I started today by describing a famous problem about searching for a randomly moving hidden object. This is an example of a partially observed Markov decision process. This problem has not yet been solved in full generality. However, the problem has been solved in continuous time. See R. R. Weber. Optimal search for a randomly moving object. J. Appl. Prob. 23:708-717, 1986. The reason the problem is easier in continuous time is that the state $x_1$ (the probability that the object is in location 1) changes continuously, rather than in jumps.

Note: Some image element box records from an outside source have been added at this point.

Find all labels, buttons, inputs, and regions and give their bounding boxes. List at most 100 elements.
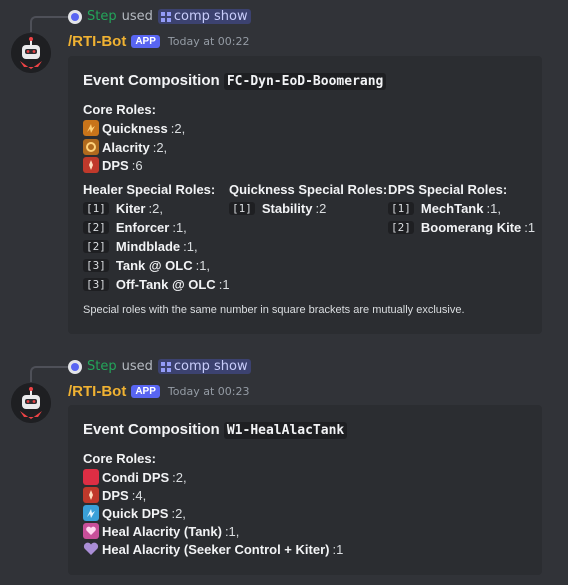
reply-reference[interactable]: Step used comp show [68, 359, 251, 374]
alacrity-icon [83, 139, 99, 155]
core-role-name: Heal Alacrity (Seeker Control + Kiter) [102, 541, 330, 557]
exclusive-group-tag: [1] [83, 202, 109, 215]
message-header: /RTI-Bot APP Today at 00:22 [68, 33, 249, 50]
core-role-name: DPS [102, 487, 129, 503]
slash-command-label: comp show [173, 9, 248, 24]
core-role-row: Heal Alacrity (Seeker Control + Kiter):1 [83, 541, 343, 557]
core-role-row: Quick DPS:2, [83, 505, 186, 521]
core-role-count: :2, [152, 139, 168, 155]
dps-special-roles-title: DPS Special Roles: [388, 182, 508, 197]
embed: Event Composition W1-HealAlacTank Core R… [68, 405, 542, 575]
special-role-count: :2 [315, 201, 327, 216]
exclusive-group-tag: [2] [83, 221, 109, 234]
special-role-row: [2] Boomerang Kite:1 [388, 220, 535, 235]
exclusive-group-tag: [3] [83, 259, 109, 272]
condi-dps-icon [83, 469, 99, 485]
special-role-count: :1, [486, 201, 501, 216]
special-role-name: Mindblade [115, 239, 181, 254]
reply-used-text: used [121, 359, 153, 374]
username[interactable]: /RTI-Bot [68, 33, 126, 50]
special-role-row: [2] Enforcer:1, [83, 220, 187, 235]
exclusive-group-tag: [2] [83, 240, 109, 253]
user-avatar-icon [68, 9, 82, 24]
core-role-count: :2, [172, 469, 187, 485]
core-roles-title: Core Roles: [83, 451, 156, 466]
timestamp[interactable]: Today at 00:22 [168, 35, 250, 48]
slash-command[interactable]: comp show [157, 359, 251, 374]
comp-name-code: FC-Dyn-EoD-Boomerang [223, 73, 387, 90]
heal-alacrity-seeker-icon [83, 541, 99, 557]
reply-connector [30, 16, 68, 32]
reply-username[interactable]: Step [87, 9, 117, 24]
special-role-name: Off-Tank @ OLC [115, 277, 216, 292]
exclusive-group-tag: [2] [388, 221, 414, 234]
special-role-count: :1, [172, 220, 187, 235]
core-role-name: DPS [102, 157, 129, 173]
dps-icon [83, 487, 99, 503]
bot-avatar[interactable] [11, 33, 51, 73]
embed-title: Event Composition FC-Dyn-EoD-Boomerang [83, 72, 387, 90]
reply-connector [30, 366, 68, 382]
core-role-count: :4, [131, 487, 147, 503]
reply-reference[interactable]: Step used comp show [68, 9, 251, 24]
special-role-row: [1] Kiter:2, [83, 201, 163, 216]
quick-dps-icon [83, 505, 99, 521]
exclusive-group-tag: [1] [229, 202, 255, 215]
reply-used-text: used [121, 9, 153, 24]
special-role-name: Stability [261, 201, 313, 216]
core-role-row: Alacrity:2, [83, 139, 167, 155]
special-role-row: [1] Stability:2 [229, 201, 326, 216]
quickness-icon [83, 120, 99, 136]
core-role-row: DPS:4, [83, 487, 146, 503]
core-role-count: :6 [131, 157, 143, 173]
special-role-row: [3] Off-Tank @ OLC:1 [83, 277, 230, 292]
app-badge: APP [131, 35, 160, 48]
special-role-row: [2] Mindblade:1, [83, 239, 198, 254]
healer-special-roles-title: Healer Special Roles: [83, 182, 216, 197]
core-role-name: Alacrity [102, 139, 150, 155]
timestamp[interactable]: Today at 00:23 [168, 385, 250, 398]
core-role-name: Quickness [102, 120, 168, 136]
core-role-name: Condi DPS [102, 469, 170, 485]
app-badge: APP [131, 385, 160, 398]
embed-title-text: Event Composition [83, 72, 220, 89]
message-header: /RTI-Bot APP Today at 00:23 [68, 383, 249, 400]
core-role-count: :2, [171, 505, 186, 521]
dps-icon [83, 157, 99, 173]
special-role-name: Tank @ OLC [115, 258, 193, 273]
username[interactable]: /RTI-Bot [68, 383, 126, 400]
command-icon [160, 11, 171, 22]
core-role-name: Heal Alacrity (Tank) [102, 523, 222, 539]
core-role-name: Quick DPS [102, 505, 169, 521]
exclusive-group-tag: [3] [83, 278, 109, 291]
embed-title-text: Event Composition [83, 421, 220, 438]
slash-command[interactable]: comp show [157, 9, 251, 24]
bot-avatar[interactable] [11, 383, 51, 423]
robot-icon [11, 33, 51, 73]
core-role-row: Quickness:2, [83, 120, 185, 136]
special-role-count: :1, [195, 258, 211, 273]
quickness-special-roles-title: Quickness Special Roles: [229, 182, 388, 197]
embed-title: Event Composition W1-HealAlacTank [83, 421, 348, 439]
reply-username[interactable]: Step [87, 359, 117, 374]
core-role-row: Heal Alacrity (Tank):1, [83, 523, 239, 539]
special-role-row: [1] MechTank:1, [388, 201, 501, 216]
special-role-name: MechTank [420, 201, 484, 216]
core-role-count: :2, [170, 120, 186, 136]
user-avatar-icon [68, 359, 82, 374]
exclusive-group-tag: [1] [388, 202, 414, 215]
core-role-row: Condi DPS:2, [83, 469, 187, 485]
embed-footer-note: Special roles with the same number in sq… [83, 304, 465, 316]
special-role-count: :2, [148, 201, 163, 216]
special-role-row: [3] Tank @ OLC:1, [83, 258, 210, 273]
comp-name-code: W1-HealAlacTank [223, 422, 348, 439]
core-role-row: DPS:6 [83, 157, 143, 173]
heal-alacrity-tank-icon [83, 523, 99, 539]
robot-icon [11, 383, 51, 423]
core-role-count: :1 [332, 541, 344, 557]
core-role-count: :1, [224, 523, 240, 539]
special-role-count: :1 [524, 220, 536, 235]
slash-command-label: comp show [173, 359, 248, 374]
special-role-count: :1 [218, 277, 230, 292]
special-role-name: Enforcer [115, 220, 170, 235]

Let me emphasize that in Lecture 4, we used $F_s(x)$ to mean the value function of a MDP over $s$ steps, with $F_0(x)=0$. In the N case of $c(x,u)\geq 0$, $F_s(x)$ is clearly nondecreasing in $s$. By contrast, in this lecture, $F_s(x)$ was used to mean the minimum cost in a stopping problem in which we must stop within $s$ steps, and $F_0(x)=k(x)$. $F_s(x)$ is now clearly nonincreasing in $s$. That is because as $s$ increases we are being given more flexibility as to when we must stop. In both cases $F_s(x)$ satisfies an optimality equation and $F_s(x)\to$ a limit, say $F_\infty(x)$, but from a different direction.
Having completed these lectures you know all you need to do all questions on Examples Sheet 1.
Questions 7 and 8 use the idea of a one-step look-ahead (OSLA) rule that we have met in today's lecture. Question 8 is subtle, because although it is easy to guess the answer by thinking about a OSLA rule, how do you prove this answer is correct? Hint: use Theorem 4.2. Be careful when writing down the dynamic programming equation for Question 8 that you put the expected value (or integral and density function for an exponential random variable) in the right place relative to where you place your max{ , }).